|
A cry in the night and the cold hand of death closes around the throat of another victim in Central City. Only one man can relinquish the metropolis from the terrifying grip of a criminal mastermind. They call this masked savior ‘The Spirit.’
Born from shadow and mystery, Will Eisner’s deathless hero returns in a re-creation of the The Spirit’s final two issues. Coinciding with Frank Miller’s upcoming The Spirit movie January 2009, Will Eisner’s The Spirit: a Pop-Up Graphic Novel spins a noir tale of blackmail, murder, and espionage innovatively rendered in seven full color pop-up spreads. Reborn, The Spirit breaks out of the conventional comic book frame, animating the vigor and dynamism of Eisner’s original vision. Designed by renowned paper engineer Bruce Foster, creator of The Pop-up Book of Celebrity Meltdowns and designer of the Caldecott-nominated Little Red Riding Hood, Will Eisner’s The Spirit: A Pop-Up Graphic Novel breathes vibrant new life into Eisner’s gritty narrative.

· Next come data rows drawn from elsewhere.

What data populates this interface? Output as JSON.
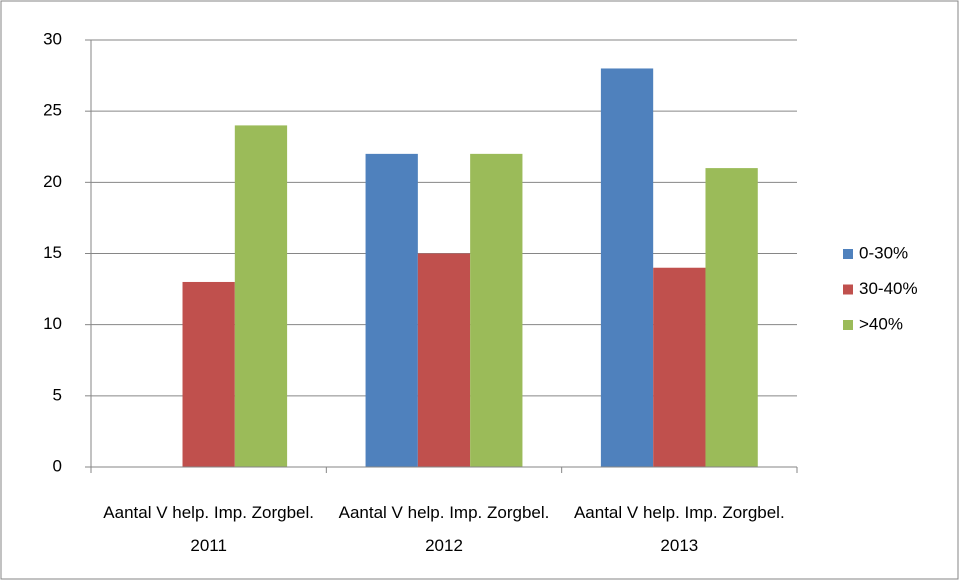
{
  "chart_data": {
    "type": "bar",
    "categories": [
      "Aantal V help. Imp. Zorgbel. 2011",
      "Aantal V help. Imp. Zorgbel. 2012",
      "Aantal V help. Imp. Zorgbel. 2013"
    ],
    "series": [
      {
        "name": "0-30%",
        "color": "#4f81bd",
        "values": [
          0,
          22,
          28
        ]
      },
      {
        "name": "30-40%",
        "color": "#c0504d",
        "values": [
          13,
          15,
          14
        ]
      },
      {
        "name": ">40%",
        "color": "#9bbb59",
        "values": [
          24,
          22,
          21
        ]
      }
    ],
    "ylim": [
      0,
      30
    ],
    "yticks": [
      0,
      5,
      10,
      15,
      20,
      25,
      30
    ],
    "grid": true,
    "legend": "right"
  }
}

With The Spirit (1940), Will Eisner pioneered a style that instigated a historic shift in the comic book genre. Set in the rough underbelly of an American city, The Spirit follows the adventures of a vengeful detective, returned from the dead to pursue a mysterious criminal syndicate. Eisner’s visceral work departed from the melodrama of superhero serials, choosing instead to focus on the tragedy, romance, and world-weary humor of his characters. Running from 1940 to 1952, The Spirit appeared in as many as twenty newspapers, with multiple reprints and compilations throughout the years—kept alive by the lasting allure of its undying hero.
FEATURES
Will Eisner’s The Spirit: A Pop-Up Graphic Novel includes an immense array of interactive features. Each scene comes alive with expansive panoramic cityscapes, three-dimensional action sequence pop-outs, frame-by-frame expanding mini-booklets, and scene-change pullouts. Re-colored and ingeniously renovated, the novel design animates the vigorous action of The Spirit’s final exploits with an inventiveness that matches Eisner’s original imagination. From the noir aficionado to the comic book enthusiast, fans will celebrate this recasting of Eisner’s masterpiece that heralds a new interactive format for sequential art. AUTHORS Dubbed the “Most influential comic book artist of all time,” Will Eisner began his professional comic career at the age of nineteen. Over the next sixty-eight years he changed the world of comics, fathering the graphic novel and expanding the literary potential of the genre. Eisner’s influence extended into generations of comic book authors and artist including Marvel’s Stan Lee, Batman creator Bob Kane, and Watchmen author Alan Moore. Notably the highest award in the world of comics is aptly named the Will Eisner Award.
With the first issues of The Spirit in 1940 Eisner began to differentiate his work, creating gritty characters shaped by the vice and violence of their urban worlds. Eisner’s acclaimed work on The Spirit served as the definitive prototype for the graphic novel—a phrase he would later coin. Eisner worked relentlessly into his old age, producing a new work almost every year until his death in 2004. His notable graphic novels and work includes: Sundiata: A Legend of Africa, Moby Dick, A Contract with God, and the academic work Graphic Storytelling and Visual Narrative.
Bruce Foster is one of the most adept and acclaimed contemporary paper engineers. Whether turning our solar system into a tactile three-dimensional galaxy in Galileo’s Universe (2005) or recreating the indelible drama of pop culture in the Pop-Up Book of Celebrity Meltdowns, Foster has executed some of the most complex and animate pop-up designs to date. Foster currently works and lives in Houston.